2.Le requérant était représenté devant la Commission par Maître Joaquim Pires de Lima, avocat au barreau de Cascais.
3.Le Gouvernement du Portugal était représenté par son agent, M. António Henriques Gaspar, Procureur général adjoint.
4.Le 3 décembre 1997, la Commission européenne des Droits de l'Homme (Deuxième Chambre) a déclaré la requête recevable en tant qu'elle concerne la durée d'une procédure civile. Elle a ensuite entrepris de s'acquitter de la tâche que lui assigne l'article 28 par. 1 de la Convention qui est ainsi libellé :
« Dans le cas où la Commission retient la requête :
a.afin d'établir les faits, elle procède à un examen contradictoire de la requête avec les représentants des parties et, s'il y a lieu, à une enquête pour la conduite efficace de laquelle les Etats intéressés fourniront toutes facilités nécessaires, après échange de vues avec la Commission ;
b.elle se met en même temps à la disposition des intéressés en vue de parvenir à un règlement amiable de l'affaire qui s'inspire du respect des droits de l'homme, tels que les reconnaît la présente Convention. »
5.Ayant constaté que les parties étaient parvenues à un règlement amiable de l'affaire, la Commission (Deuxième Chambre) a adopté le présent rapport le 16 avril 1998 qui, conformément à l'article 28 par. 2 de la Convention, se limite à un bref exposé des faits et de la solution adoptée.
6.Le Rapport a été adopté en présence des membres de la Commission dont les noms suivent :
MM.J.-C. GEUS, Président
M.A. NOWICKI
G. JÖRUNDSSON
A. GÖZÜBÜYÜK
J.-C. SOYER
H. DANELIUS
MmeG.H. THUNE
MM.F. MARTINEZ
J. MUCHA
D. ŠVÁBY
P. LORENZEN
E. BIELIŪNAS
E.A. ALKEMA
A. ARABADJIEV
PARTIE I
EXPOSE DES FAITS
7.Le requérant est un ressortissant brésilien, né en 1923 et résidant à Lisbonne. Commandant de bord à la compagnie aérienne portugaise T.A.P., le requérant est aujourd'hui retraité.
8.Le 24 janvier 1979, le requérant et autres commandants de bord introduisirent devant le tribunal du travail de Lisbonne une action contre la T.A.P. et trois syndicats.
9.La procédure est actuellement pendante devant la Cour suprême.

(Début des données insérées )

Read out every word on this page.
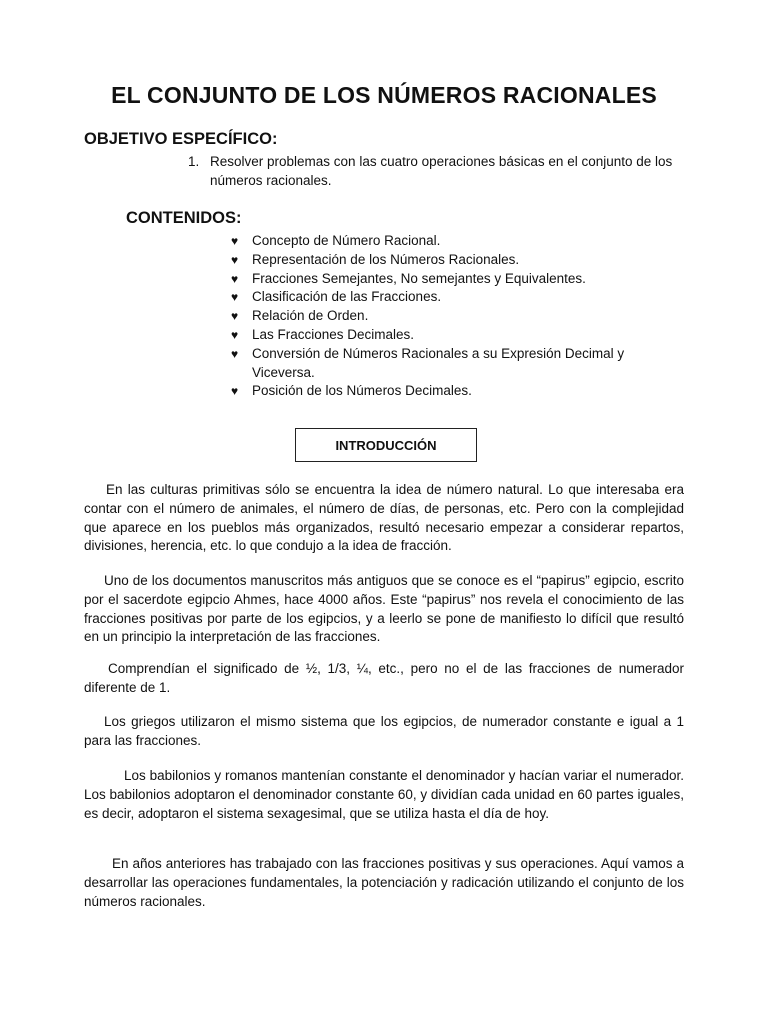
EL CONJUNTO DE LOS NÚMEROS RACIONALES
OBJETIVO ESPECÍFICO:
1. Resolver problemas con las cuatro operaciones básicas en el conjunto de los números racionales.
CONTENIDOS:
♥ Concepto de Número Racional.
♥ Representación de los Números Racionales.
♥ Fracciones Semejantes, No semejantes y Equivalentes.
♥ Clasificación de las Fracciones.
♥ Relación de Orden.
♥ Las Fracciones Decimales.
♥ Conversión de Números Racionales a su Expresión Decimal y Viceversa.
♥ Posición de los Números Decimales.
INTRODUCCIÓN

En las culturas primitivas sólo se encuentra la idea de número natural. Lo que interesaba era contar con el número de animales, el número de días, de personas, etc. Pero con la complejidad que aparece en los pueblos más organizados, resultó necesario empezar a considerar repartos, divisiones, herencia, etc. lo que condujo a la idea de fracción.

Uno de los documentos manuscritos más antiguos que se conoce es el “papirus” egipcio, escrito por el sacerdote egipcio Ahmes, hace 4000 años. Este “papirus” nos revela el conocimiento de las fracciones positivas por parte de los egipcios, y a leerlo se pone de manifiesto lo difícil que resultó en un principio la interpretación de las fracciones.

Comprendían el significado de ½, 1/3, ¼, etc., pero no el de las fracciones de numerador diferente de 1.

Los griegos utilizaron el mismo sistema que los egipcios, de numerador constante e igual a 1 para las fracciones.

Los babilonios y romanos mantenían constante el denominador y hacían variar el numerador. Los babilonios adoptaron el denominador constante 60, y dividían cada unidad en 60 partes iguales, es decir, adoptaron el sistema sexagesimal, que se utiliza hasta el día de hoy.

En años anteriores has trabajado con las fracciones positivas y sus operaciones. Aquí vamos a desarrollar las operaciones fundamentales, la potenciación y radicación utilizando el conjunto de los números racionales.
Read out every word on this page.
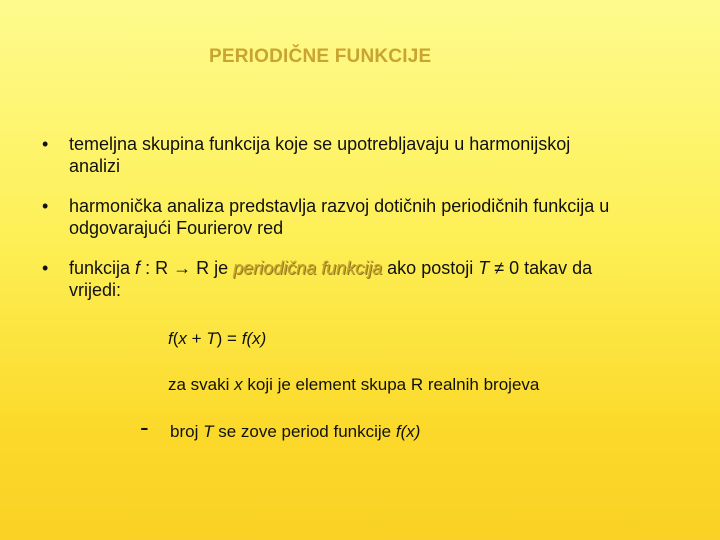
PERIODIČNE FUNKCIJE
• temeljna skupina funkcija koje se upotrebljavaju u harmonijskoj
analizi
• harmonička analiza predstavlja razvoj dotičnih periodičnih funkcija u
odgovarajući Fourierov red
• funkcija f : R → R je periodična funkcija ako postoji T ≠ 0 takav da
vrijedi:
f(x + T) = f(x)
za svaki x koji je element skupa R realnih brojeva
- broj T se zove period funkcije f(x)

10.Devant la Commission, le requérant s'est plaint de la durée de la procédure. Il a invoqué l'article 6 par. 1 de la Convention.
PARTIE II
SOLUTION ADOPTEE
11.Après avoir déclaré la requête recevable, la Commission (Deuxième Chambre) s'est mise à la disposition des parties en vue de parvenir à un règlement amiable de l'affaire conformément à l'article 28 par. 1 b) de la Convention et a invité les parties à présenter toutes propositions qu'elles souhaiteraient formuler.
12.Conformément à l'usage, le Secrétaire de Chambre, agissant sur instructions de la Commission, a pris contact avec les parties pour examiner les possibilités de parvenir à un règlement amiable.
13.Les parties ont indiqué qu'elles n'étaient pas opposées au principe d'un règlement amiable.
14.Le 22 décembre 1997, le conseil du requérant a indiqué que ce dernier serait prêt à régler l'affaire à l'amiable moyennant le versement de la somme de 1 300 000 escudos portugais (PTE) au titre du dommage moral et de 200 000 PTE au titre des frais et dépens.
15.Par lettre du 4 mars 1998, le Gouvernement a marqué son accord sur cette proposition, tout en soulignant qu'un tel versement est destiné au règlement définitif de la requête et qu'il n'implique aucune reconnaissance d'une violation de la Convention en l'espèce.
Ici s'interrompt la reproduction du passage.